Spiders, the newest exhibition at Questacon – The National Science and Technology Centre, will give visitors an eight-eyed insight into the amazing world of arachnids.
Opening to the public tomorrow, Spiders features fascinating exhibits and interactive displays, along with 200 spider specimens including live Australian tarantulas, funnel-webs, redbacks and giant water spiders.
Questacon Director Professor Graham Durant AM said the exhibition created an immersive experience where visitors could discover the untold story of these ubiquitous creatures.
“Spiders are amongst the most successful species on Earth; outliving the dinosaurs, inhabiting every continent on Earth and even visiting Antarctica,” Professor Durant said.

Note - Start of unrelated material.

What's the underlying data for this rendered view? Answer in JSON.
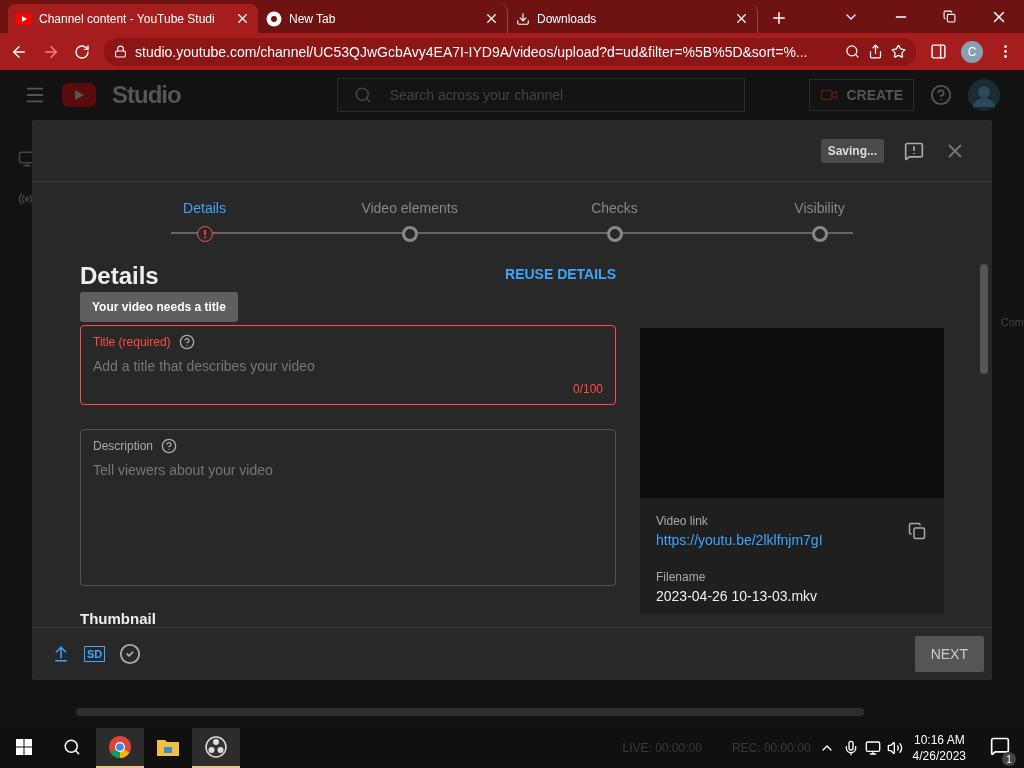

“We hope that the exhibition will inspire curiosity about the natural world and a sense of wonder about the lives of spiders.
“For example, how do spiders see the world with their various configurations of multiple eyes? Do they see in colour? How does an individual spider produce and use several different types of silk? And why do peacock spiders dance?”
Visitors can explore all aspects of a spider’s life; from their unique diet, jaws and venom to their adaptation, reproduction and growth strategies in different habitats.
“Visitors can get up close to live specimens of some of Australia’s infamous spider species while learning how to identify potentially dangerous ones and how to apply first aid to a spider bite,” Professor Durant said.
Spiders was jointly developed by Questacon and the Australian Museum in Sydney, drawing on the respective strengths of each institution. The exhibition also features material developed in association with some of Australia’s other leading researchers, from universities, museums and scientists.
“The exhibition combines Questacon’s expertise in hands-on interactive exhibits with the Australian Museum’s expertise in specimen and live spider displays,” Professor Durant said.
Kim McKay AO, Executive Director and CEO of the Australian Museum (AM), said the exhibition includes some of Australia’s most significant arachnid specimens.
“We are delighted to collaborate with our colleagues at Questacon, sharing our extensive collection to help to demystify the often misunderstood spider,” Ms McKay said.
Other highlights of Spiders include the chance to challenge a colourful peacock spider to a dance-off or—for those that dare—the opportunity to ‘hold’ a virtual wolf spider in your hand.
Visitors can bravely step into the web of a net-casting spider to get their photo taken or peer into the insides of a spider using 3D scanning technology.
The exhibition is suitable for all ages, and entry is included with Questacon admission. Spiders will be on display at Questacon until October 2016 when it moves to the Australian Museum before touring to other Australian venues.